Governors Island Announces Competition Winners
The Trust for Governors Island has named six winners in its Water Abundance Challenge. The competition called for projects that utilize water in strategies addressing the causes and consequences of climate change, and at the same time create good-paying jobs and foster healthier communities.
The winners include South Bronx-based Duro UAS, which will operate monitoring devices in the waters off Governors Island to measure data such as pH, dissolved oxygen, electrical conductivity, oxidation-reduction potential, and temperature, and Just EcoCities, a firm planning to construct a modular salt marsh system that will filter and reduce pollutants in New York Harbor.
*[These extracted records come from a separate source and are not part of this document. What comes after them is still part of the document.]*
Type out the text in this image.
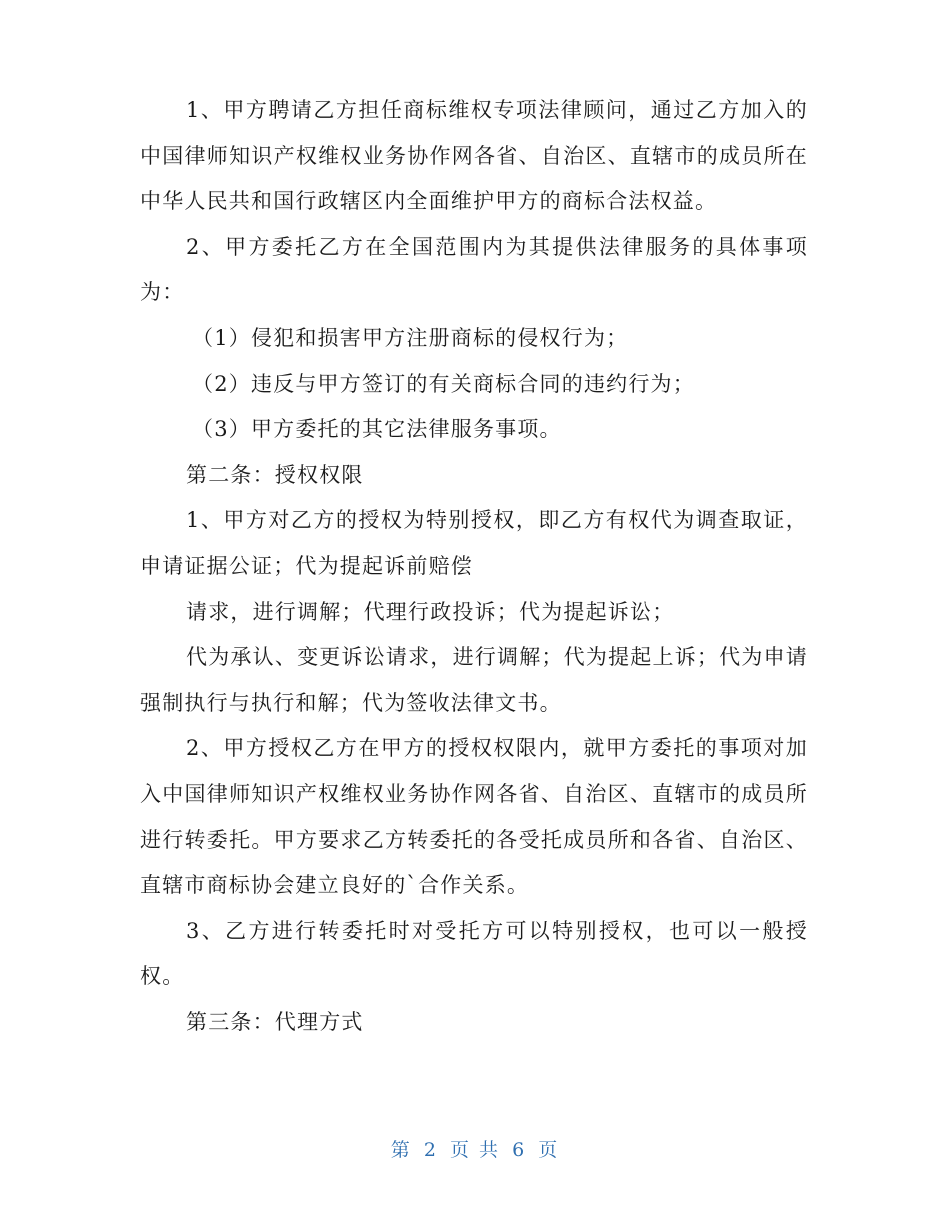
1、甲方聘请乙方担任商标维权专项法律顾问，通过乙方加入的中国律师知识产权维权业务协作网各省、自治区、直辖市的成员所在中华人民共和国行政辖区内全面维护甲方的商标合法权益。

2、甲方委托乙方在全国范围内为其提供法律服务的具体事项为：

（1）侵犯和损害甲方注册商标的侵权行为；

（2）违反与甲方签订的有关商标合同的违约行为；

（3）甲方委托的其它法律服务事项。

第二条：授权权限

1、甲方对乙方的授权为特别授权，即乙方有权代为调查取证，申请证据公证；代为提起诉前赔偿

请求，进行调解；代理行政投诉；代为提起诉讼；

代为承认、变更诉讼请求，进行调解；代为提起上诉；代为申请强制执行与执行和解；代为签收法律文书。

2、甲方授权乙方在甲方的授权权限内，就甲方委托的事项对加入中国律师知识产权维权业务协作网各省、自治区、直辖市的成员所进行转委托。甲方要求乙方转委托的各受托成员所和各省、自治区、直辖市商标协会建立良好的`合作关系。

3、乙方进行转委托时对受托方可以特别授权，也可以一般授权。

第三条：代理方式

第 2 页 共 6 页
Also tapped to participate are Laero, which will install equipment to treat grey water at Governors Island bathrooms, and Object Territories, a group that designs “intertidal objects”—geometrically shaped pieces of concrete installed at the shoreline, as seen in the photograph at right, that promote micro-habitats and mitigate storm surge.
The RETI Center will install BlueBlocks Gardens in the waters off Governors Island: modular, nature-based floating marshlands that allow marine habitat to thrive in and above the water (photograph below). And Seaweed City will build an urban seaweed farm and nursery, to restore the local marine ecosystems and cleanse nearby waterways.
Each of these groups will be given a site on Governors Island to demonstrate their projects for periods of six to 18 months, plus grants of up to $25,000 and access to a pool of additional funds to support implementation. An inaugural public Demo Day will be held in early summer.
The Water Abundance Challenge is part of the Center for Climate Solutions, a $700-million project that will combine interdisciplinary research on climate change with education in a single hub. In April 2023, the administration of Mayor Eric Adams announced that a partnership led by the State University of New York at Stony Brook had won a years-long competition to build the facility.
The Center for Climate Solutions’ 400,000-square-foot campus will include classrooms, laboratories, research labs, public exhibition space, student and faculty housing, university hotel rooms, and an auditorium space. More than 170,000 square feet of space will be restored within existing, historic structures such as Liggett Hall and the Fort Jay Theater. The project is slated to begin construction next year, with a projected opening date of 2028.